ALBERTA DOCTORS: The province’s doctors are considering all options – including a court challenge – to combat changes to their billing ability by the UCP government. The change centres around rules that link payments to how long a doctor sees a patient. Doctors argue that this change could profoundly affect patient care.

MANITOBA FIRE EXPERTS: Two fire experts from Manitoba returned home this week after a five-week stint helping efforts in Australia. The pair helped co-ordinate and deploy crews in the southeast end of the country, where they said the fires are ‘growing substantially.’

GALAXY-CLUSTER IMAGE: A University of Victoria astronomer and his colleagues have opened a rare window into cosmic history by discovering that many members of a distant cluster of galaxies look surprisingly evolved, despite having been glimpsed at a tender age. The finding adds a new wrinkle to the puzzle of precisely when the first stars and galaxies emerged from the primordial hydrogen and other elements that permeated space shortly after the Big Bang, during a period known as the “dark age.”

OPINION:

Gary Mason on the Coastal GasLink pipeline protest: “The confrontation has been framed by some as some sort of intractable quandary for the B.C. government and NDP Premier John Horgan. Of course, not long ago, Mr. Horgan was being hailed by First Nations leaders across the country for heading the first government in the country to bring UNDRIP into law. He’s also made Indigenous reconciliation a major part of his government’s overarching governing philosophy. So it’s assumed this dispute presents a major dilemma for his government. It doesn’t.”

Glenn McGillivray on forest fires: “When we look at the current fire situation playing out in Australia, where a prolonged period of exceptionally hot, dry weather has contributed to four straight months of major wildfires (called bushfires Down Under), a question is rekindled: Does the situation there portend a hotter, dryer more fiery future for places such as British Columbia and Alberta?”

Alexandra Gill on good vegan restaurants “Did you wake up on Jan. 1 and vow to become a lean, ripped, libidinous elite athlete fuelled by the astounding powers of plant-based protein? Me too. … For those with stronger willpower – or for those who are merely curious about meat- and dairy-free dining options – I recommend these two excellent downtown Vancouver restaurants, both recently reinvented by omnivore chefs, which do all the heavy lifting for you.”

Sarah Maetche on Third Option programs: “But the period of time right after a sexual assault – a critical time when collecting evidence is pertinent – survivors are often not ready to report to the police, and as a result, many don’t pursue medical attention at all.
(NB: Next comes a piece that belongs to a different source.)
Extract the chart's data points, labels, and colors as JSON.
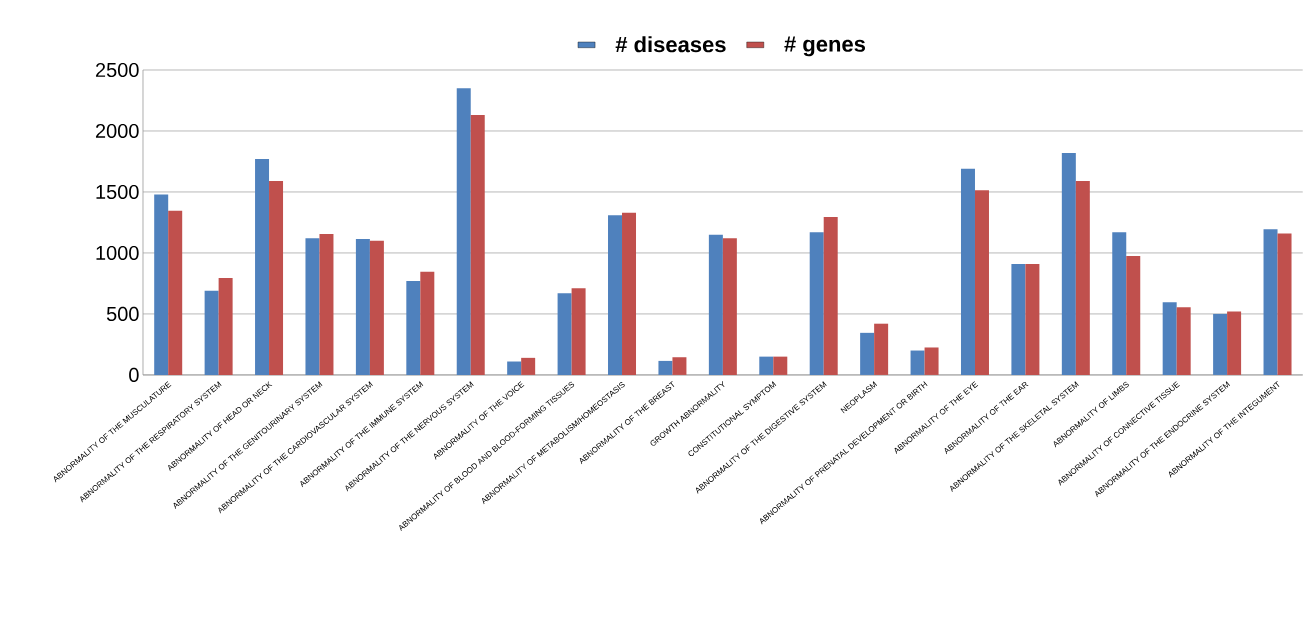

What the Third Option does is exactly what’s in its name: it offers survivors another option of having the evidence collected and then stored for up to a year without police investigation, giving them time to assess options, process and heal before making an ultimate decision. On Dec. 17, Alberta Health Services (AHS) and the RCMP announced that they will expand the program to rural hospitals within the Edmonton zone, as well as the Red Deer Regional Hospital Centre. That’s a very good thing: Sexual assault and sexual crimes are violent acts that remove an individual’s most fundamental human right – the right to choose what happens to their body – and the Third Option brings back some semblance of this right, offering a choice to the survivor at a challenging and confusing time.”